AS a young man, I lived in a small block of flats where several ballerinas lodged during the Borovansky Ballet’s Brisbane season. I saw most of the program. I never really met any of the dancers.
Then I grew up. The last live dance program I saw was the Twyla Tharp Company’s season of modern dance in the Canberra Theatre. The program was not classical.
To say that Spanish director Iciar Bollain’s film co-written by Paul Laverty and Carlos Acosta blew me away is an understatement.
The film spends 111 minutes intertwining recollections of growing up in what is at best a dictatorship with dance passages staged for the film, mostly modern, all exciting for their athleticism and sheer visual splendour.
From an impoverished Cuban family, Acosta, now 46 and living in England with his English wife, is the first black dancer to perform some of ballet’s major male roles.

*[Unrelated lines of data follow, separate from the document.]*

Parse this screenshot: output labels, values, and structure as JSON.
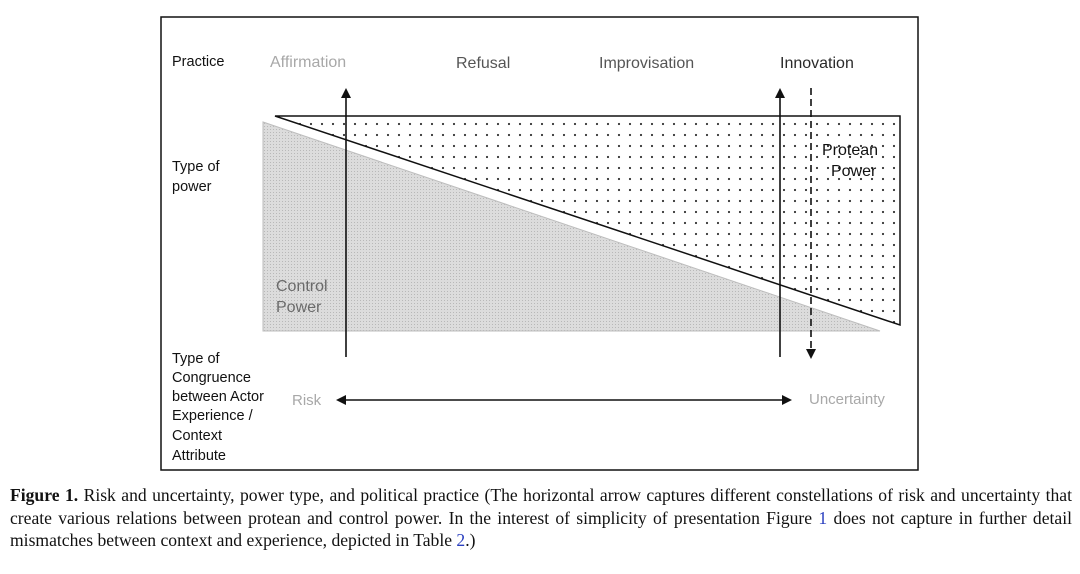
{
  "rows": {
    "practice": "Practice",
    "power_type": [
      "Type of",
      "power"
    ],
    "congruence": [
      "Type of",
      "Congruence",
      "between Actor",
      "Experience /",
      "Context",
      "Attribute"
    ]
  },
  "practices": [
    "Affirmation",
    "Refusal",
    "Improvisation",
    "Innovation"
  ],
  "regions": {
    "protean": [
      "Protean",
      "Power"
    ],
    "control": [
      "Control",
      "Power"
    ]
  },
  "axis": {
    "left": "Risk",
    "right": "Uncertainty"
  },
  "caption": {
    "label": "Figure 1.",
    "text_before_ref1": " Risk and uncertainty, power type, and political practice (The horizontal arrow captures different constellations of risk and uncertainty that create various relations between protean and control power. In the interest of simplicity of presentation Figure ",
    "ref1": "1",
    "text_between": " does not capture in further detail mismatches between context and experience, depicted in Table ",
    "ref2": "2",
    "text_after": ".)"
  },
  "colors": {
    "faded_text": "#a8a8a8",
    "dark_text": "#2a2a2a",
    "control_fill": "#d4d4d4",
    "ref_link": "#2a3fbf"
  }
}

London’s “Independent” newspaper has described Acosta as “a dancer who slashes across space faster than anyone else, who lacerates the air with shapes so clear and sharp they seem to throw off sparks”.
In childhood, his truck-driver father pushed him almost beyond the limits of what a small boy could endure both physically and emotionally. He has performed with some of the world’s great dance companies – National Ballet of Cuba, English National, Houston, English Royal, Birmingham Royal. Comparisons with Nureyev and Baryshnikov come easily to mind. He came to Australia in 2008. And he’s a fan of TV’s “Poldark”.
The film reeks – no, is redolent with – authenticity. Keyvin Martinez as young Carlos and Edlison Manuel Olbera Núñez as the adolescent Carlos are both outstanding. And Santiago Nunez is powerful as the father who saw early what the child was capable of and never wavered in his determination to see the man succeed.
The dance sequences are, put simply, superb. And you don’t have to like ballet to admire them or the film’s other parts.